How to parse PQR files with Biopython

Question

As the PQR format is no longer standard PDB format, you'd need to modify the source of the Biopython PDB parser to fit your needs. Thankfully, Biopython is open source, and PDB.PDBParser is quite readable/easy to modify.

Extracting data

From the PQR description you gave:

"This format can deviate wildly from PDB due to the use of whitespaces rather than specific column widths and alignments."

Biopython's PDB Parser expects values strictly on column widths. (It's perfectly valid for PDB files to have no white space between values.) I'd think your best bet would be to modify how line data is extracted in PDB.PDBParser, but maintain most of its other error-checking and Structure-creation. As the fields will be whitespace-delimited, you can simply use line.split() to create a list of parameters, which you then give meaningful names.

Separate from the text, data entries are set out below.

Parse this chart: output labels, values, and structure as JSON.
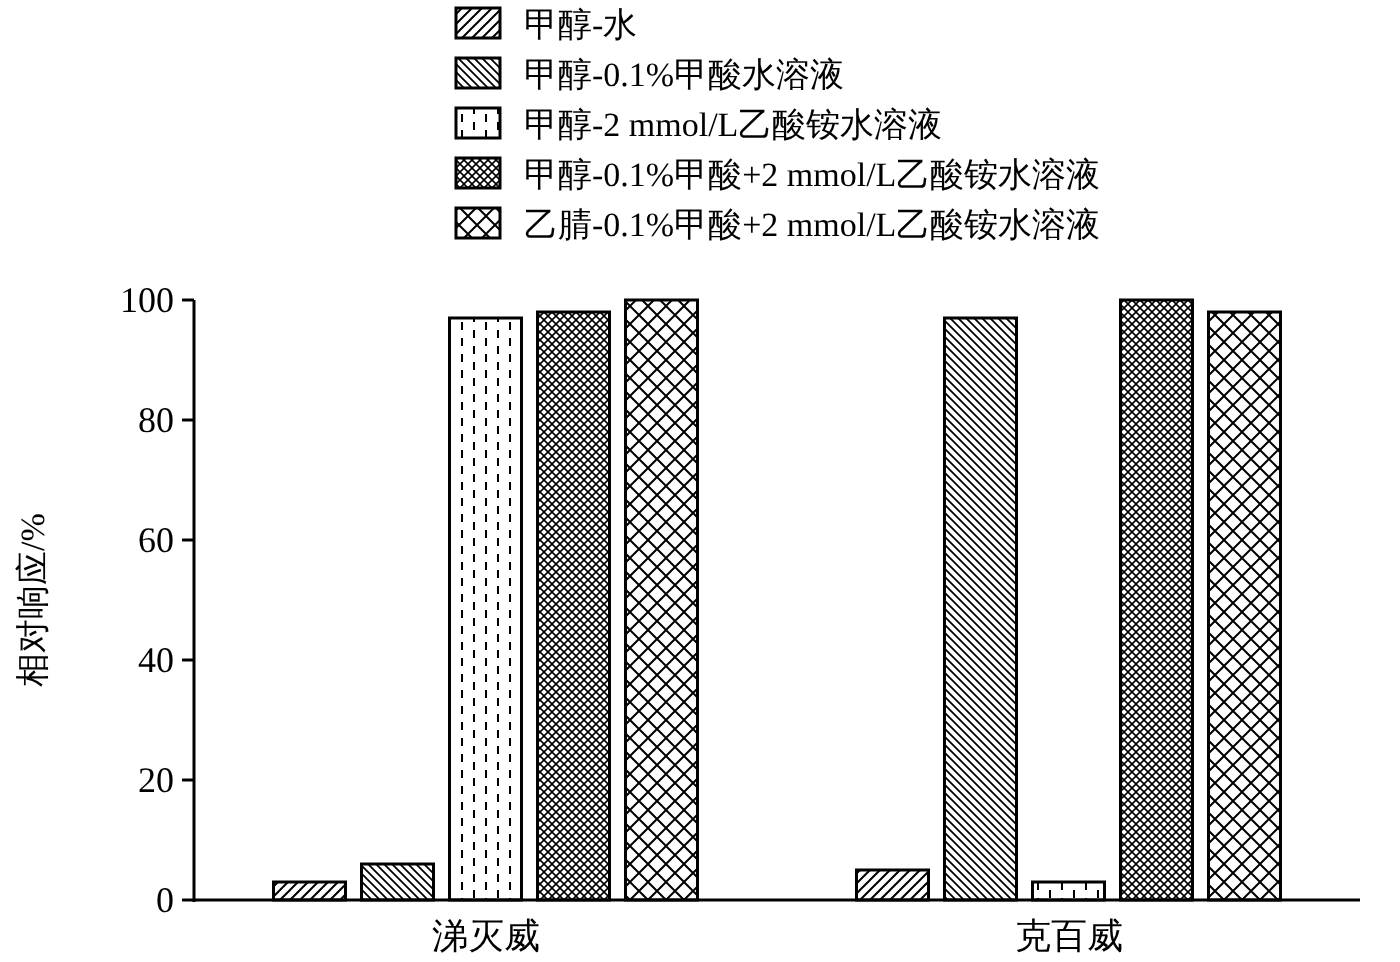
{
  "chart_data": {
    "type": "bar",
    "ylabel": "相对响应/%",
    "categories": [
      "涕灭威",
      "克百威"
    ],
    "series": [
      {
        "name": "甲醇-水",
        "values": [
          3,
          5
        ]
      },
      {
        "name": "甲醇-0.1%甲酸水溶液",
        "values": [
          6,
          97
        ]
      },
      {
        "name": "甲醇-2 mmol/L乙酸铵水溶液",
        "values": [
          97,
          3
        ]
      },
      {
        "name": "甲醇-0.1%甲酸+2 mmol/L乙酸铵水溶液",
        "values": [
          98,
          100
        ]
      },
      {
        "name": "乙腈-0.1%甲酸+2 mmol/L乙酸铵水溶液",
        "values": [
          100,
          98
        ]
      }
    ],
    "ylim": [
      0,
      100
    ],
    "yticks": [
      0,
      20,
      40,
      60,
      80,
      100
    ],
    "legend": "top",
    "grid": false
  }
}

Once you parse the data from a given line, you'll probably want to store it as fields in an Atom object). Atoms are added to the structure with the structure_builder. Perhaps you could modify init_atom() to add charge and radius as fields to the PDB.Atom object.

Where to start

Here's the approximate location in the source code you'd want to modify.

Outline

So, start to finish, here's what I'd do:

Create a new StructureBuilder method init_pqr_atom() (modelled after init_atom()) which creates a new Atom object, adding charge and radius as fields in a new Atom. (Perhaps you'd want to create a PDB.PQRAtom object that inherits PDB.Atom?).
Create an optional parameter in the init() method of PDBParser that tells the parser it's a PQR file (not a standard PDB):
```
def __init__(self, PERMISSIVE=True, get_header=False,
         structure_builder=None, QUIET=False, is_pqr=False):
```
Pass is_pqr to _parse(), which passes it to _parse_coordinates.
Within _parse_coordinates, parse data as normal if not a PQR file (i.e. use the default PDB column specifications). If it is PQR, parse the data based on the whitespace-delimited format (again, Python's str.split() will return a list of whitespace-delimited items from a string).
Build the appropriate Atom or PQRAtom object in the structure, passing in the parsed values.